Jarum jam menunjuk ke angka tujuh. Saras ingin sekali memejamkan matanya dan terbuai ke alam mimpi. Namun mengingat apa yang akan dilakukan Iblis itu kala ia tidur, membuat ia urung. Bukannya rasa lelah hilang, yang ia dapat malah sebaliknya. Saras menatap langit-langit, tempat yang mencerminkan dirinya, tempat yang ia sukai, gadis itu memukul mukul kepalanya pelan. Tunggu, tempat yang ia sukai?
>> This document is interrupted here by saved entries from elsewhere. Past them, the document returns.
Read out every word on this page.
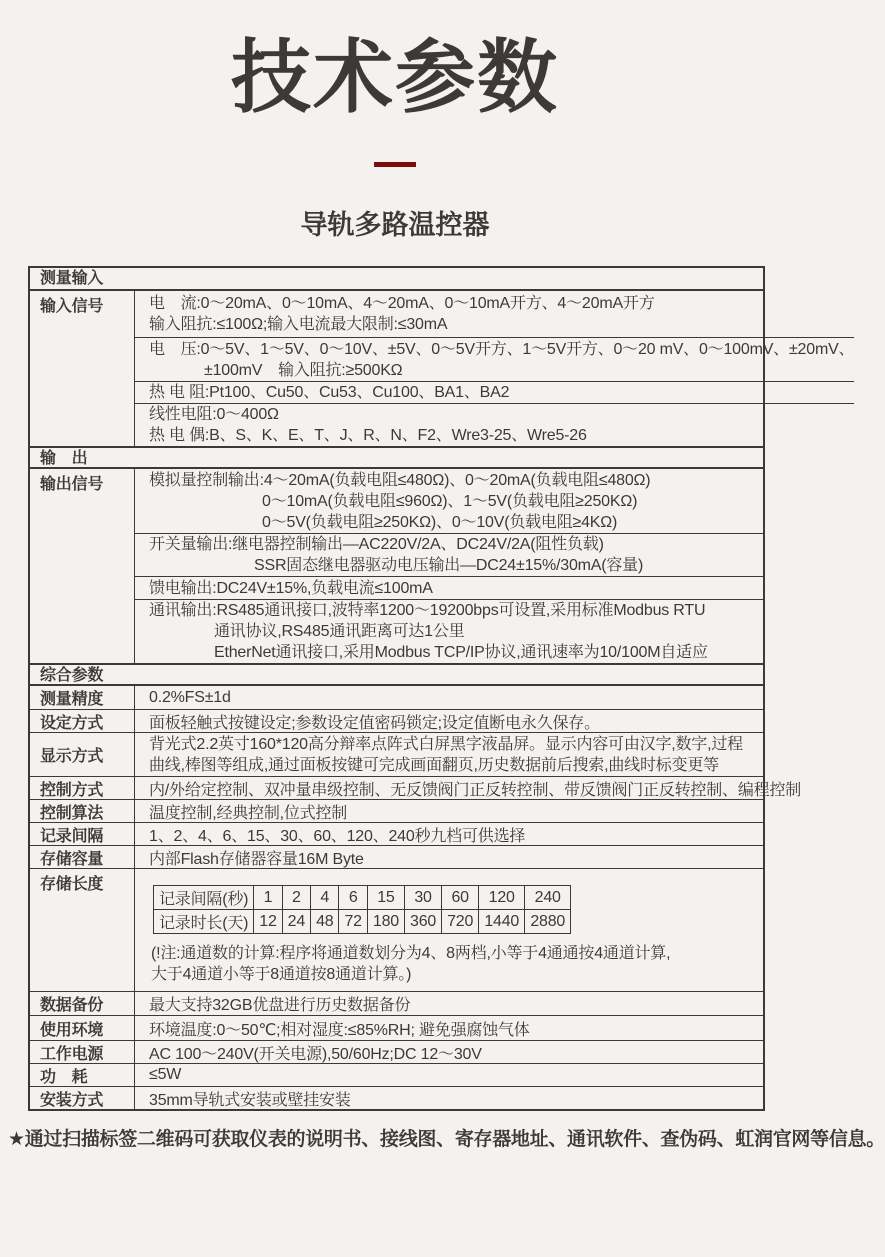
技术参数
导轨多路温控器
测量输入
输入信号	电　流:0～20mA、0～10mA、4～20mA、0～10mA开方、4～20mA开方
输入阻抗:≤100Ω;输入电流最大限制:≤30mA
电　压:0～5V、1～5V、0～10V、±5V、0～5V开方、1～5V开方、0～20 mV、0～100mV、±20mV、
±100mV　输入阻抗:≥500KΩ
热 电 阻:Pt100、Cu50、Cu53、Cu100、BA1、BA2
线性电阻:0～400Ω
热 电 偶:B、S、K、E、T、J、R、N、F2、Wre3-25、Wre5-26
输　出
输出信号	模拟量控制输出:4～20mA(负载电阻≤480Ω)、0～20mA(负载电阻≤480Ω)
0～10mA(负载电阻≤960Ω)、1～5V(负载电阻≥250KΩ)
0～5V(负载电阻≥250KΩ)、0～10V(负载电阻≥4KΩ)
开关量输出:继电器控制输出—AC220V/2A、DC24V/2A(阻性负载)
SSR固态继电器驱动电压输出—DC24±15%/30mA(容量)
馈电输出:DC24V±15%,负载电流≤100mA
通讯输出:RS485通讯接口,波特率1200～19200bps可设置,采用标准Modbus RTU
通讯协议,RS485通讯距离可达1公里
EtherNet通讯接口,采用Modbus TCP/IP协议,通讯速率为10/100M自适应
综合参数
测量精度	0.2%FS±1d
设定方式	面板轻触式按键设定;参数设定值密码锁定;设定值断电永久保存。
显示方式
背光式2.2英寸160*120高分辩率点阵式白屏黑字液晶屏。显示内容可由汉字,数字,过程
曲线,棒图等组成,通过面板按键可完成画面翻页,历史数据前后搜索,曲线时标变更等
控制方式	内/外给定控制、双冲量串级控制、无反馈阀门正反转控制、带反馈阀门正反转控制、编程控制
控制算法	温度控制,经典控制,位式控制
记录间隔	1、2、4、6、15、30、60、120、240秒九档可供选择
存储容量	内部Flash存储器容量16M Byte
存储长度
记录间隔(秒)	1	2	4	6	15	30	60	120	240
记录时长(天)	12	24	48	72	180	360	720	1440	2880
(!注:通道数的计算:程序将通道数划分为4、8两档,小等于4通通按4通道计算,
大于4通道小等于8通道按8通道计算。)
数据备份	最大支持32GB优盘进行历史数据备份
使用环境	环境温度:0～50℃;相对湿度:≤85%RH; 避免强腐蚀气体
工作电源	AC 100～240V(开关电源),50/60Hz;DC 12～30V
功　耗	≤5W
安装方式	35mm导轨式安装或壁挂安装
★通过扫描标签二维码可获取仪表的说明书、接线图、寄存器地址、通讯软件、查伪码、虹润官网等信息。
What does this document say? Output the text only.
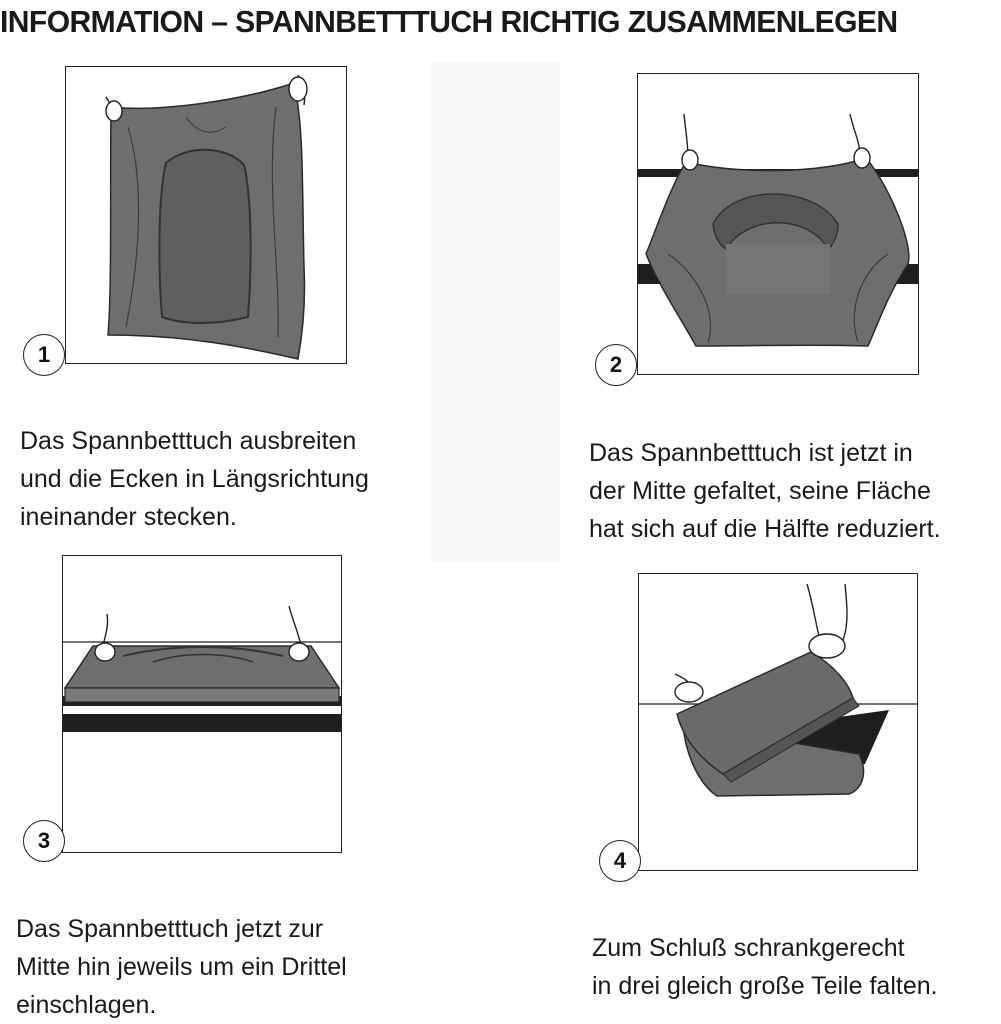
INFORMATION – SPANNBETTTUCH RICHTIG ZUSAMMENLEGEN
1
Das Spannbetttuch ausbreiten
und die Ecken in Längsrichtung
ineinander stecken.
2
Das Spannbetttuch ist jetzt in
der Mitte gefaltet, seine Fläche
hat sich auf die Hälfte reduziert.
3
Das Spannbetttuch jetzt zur
Mitte hin jeweils um ein Drittel
einschlagen.
4
Zum Schluß schrankgerecht
in drei gleich große Teile falten.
"Ah, bukan ini tempatnya!" Saras berdiri, menyambar ponsel yang terletak di atas meja dan berlari keluar.
*****Angin berembus membuat helaian rambut Saras beterbangan. Seperti biasa tidak ada bintang yang menyinari langit malam ini, bulan hanya bersinar sendiri di atas sana. Terlihat kesepian, sepertinya.
Saras berdiri di besi penyangga, menatap ke bawah dari ketinggian sepuluh lantai di atas gedung rumah sakit. Bukan hal sulit meminta kunci atap gedung pada petugas yang bekerja, bagi Saras yang notabenenya putri pemilik rumah sakit tempat ia berdiri sekarang.
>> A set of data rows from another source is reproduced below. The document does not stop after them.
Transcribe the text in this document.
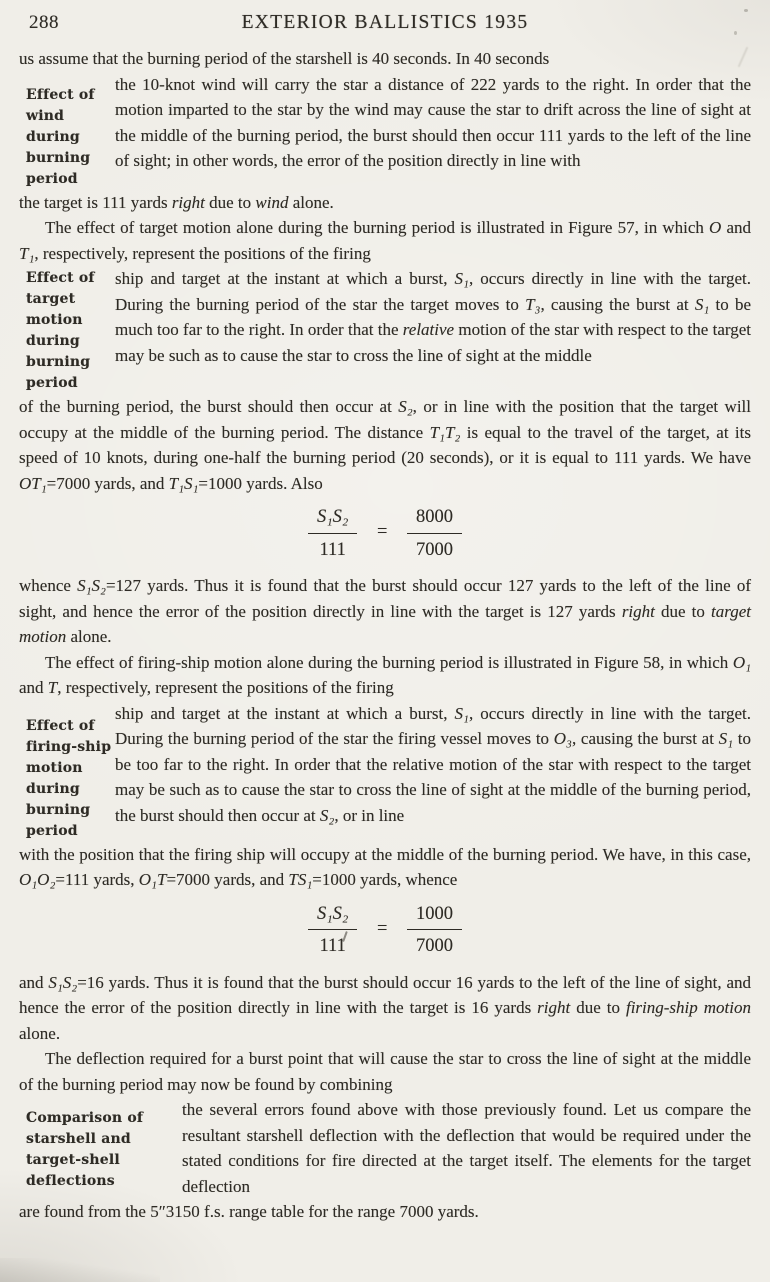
288	EXTERIOR BALLISTICS 1935

us assume that the burning period of the starshell is 40 seconds. In 40 seconds

Effect of
wind
during
burning
period

the 10-knot wind will carry the star a distance of 222 yards to the right. In order that the motion imparted to the star by the wind may cause the star to drift across the line of sight at the middle of the burning period, the burst should then occur 111 yards to the left of the line of sight; in other words, the error of the position directly in line with

the target is 111 yards right due to wind alone.

The effect of target motion alone during the burning period is illustrated in Figure 57, in which O and T₁, respectively, represent the positions of the firing

Effect of
target
motion
during
burning
period

ship and target at the instant at which a burst, S₁, occurs directly in line with the target. During the burning period of the star the target moves to T₃, causing the burst at S₁ to be much too far to the right. In order that the relative motion of the star with respect to the target may be such as to cause the star to cross the line of sight at the middle

of the burning period, the burst should then occur at S₂, or in line with the position that the target will occupy at the middle of the burning period. The distance T₁T₂ is equal to the travel of the target, at its speed of 10 knots, during one-half the burning period (20 seconds), or it is equal to 111 yards. We have OT₁=7000 yards, and T₁S₁=1000 yards. Also

$\frac{\text{S₁S₂}}{111} = \frac{8000}{7000}$

whence S₁S₂=127 yards. Thus it is found that the burst should occur 127 yards to the left of the line of sight, and hence the error of the position directly in line with the target is 127 yards right due to target motion alone.

The effect of firing-ship motion alone during the burning period is illustrated in Figure 58, in which O₁ and T, respectively, represent the positions of the firing

Effect of
firing-ship
motion
during
burning
period

ship and target at the instant at which a burst, S₁, occurs directly in line with the target. During the burning period of the star the firing vessel moves to O₃, causing the burst at S₁ to be too far to the right. In order that the relative motion of the star with respect to the target may be such as to cause the star to cross the line of sight at the middle of the burning period, the burst should then occur at S₂, or in line

with the position that the firing ship will occupy at the middle of the burning period. We have, in this case, O₁O₂=111 yards, O₁T=7000 yards, and TS₁=1000 yards, whence

$\frac{\text{S₁S₂}}{111} = \frac{1000}{7000}$

and S₁S₂=16 yards. Thus it is found that the burst should occur 16 yards to the left of the line of sight, and hence the error of the position directly in line with the target is 16 yards right due to firing-ship motion alone.

The deflection required for a burst point that will cause the star to cross the line of sight at the middle of the burning period may now be found by combining

Comparison of
starshell and
target-shell
deflections

the several errors found above with those previously found. Let us compare the resultant starshell deflection with the deflection that would be required under the stated conditions for fire directed at the target itself. The elements for the target deflection

are found from the 5″3150 f.s. range table for the range 7000 yards.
Bagaimana Saras bisa lupa, bahwa inilah dirinya. Gadis remaja tujuh belas tahun yang senang menatap langit malam yang gelap dan menikmati embusan angin dari atas gedung rumah sakit, tempat adiknya dulu di rawat. Sambil menatap ke bawah dari batas besi penyangga, dan memikirkan untuk jatuh dari atas sini berkali-kali namun urung, kala mengingat penyebab perginya adik satu-satunya. Setidaknya ia harus menerima hukuman dengan hidup dipenuhi rasa bersalah seperti ini.
Saras memukul mukul pelan pipinya. Tujuannya ke sini bukan untuk mengingat sang adik, namun untuk memutus tali takdir.
Saras menatap sekitar dengan bantuan cahaya ponselnya. Matanya menelisik di setiap tempat dan sudut, namun nihil, tidak ada apa pun di tempat itu.
Saras berjalan gontai, mungkin benda itu memang tidak ada dengannya, pikir Saras. Tubuhnya benar-benar lelah saat ini, ia memutuskan untuk pulang.
"Kyaaa" Saras terpekik tertahan, kakinya tersandung membuat ia tersungkur dengan lengan lebam akibat tertimpa vas bunga saat ia mencari pegangan untuk menopang tubuhnya, yang sengaja di letakkan di tempat itu.
"Akh!" Saras meringis pelan. Jarinya tertusuk benda tajam saat ia meraba mencari ponselnya di kegelapan.
"Apa itu?" gumam Saras, matanya menangkap suatu yang berkilap saat sinar ponsel tidak sengaja mengenai benda tersebut.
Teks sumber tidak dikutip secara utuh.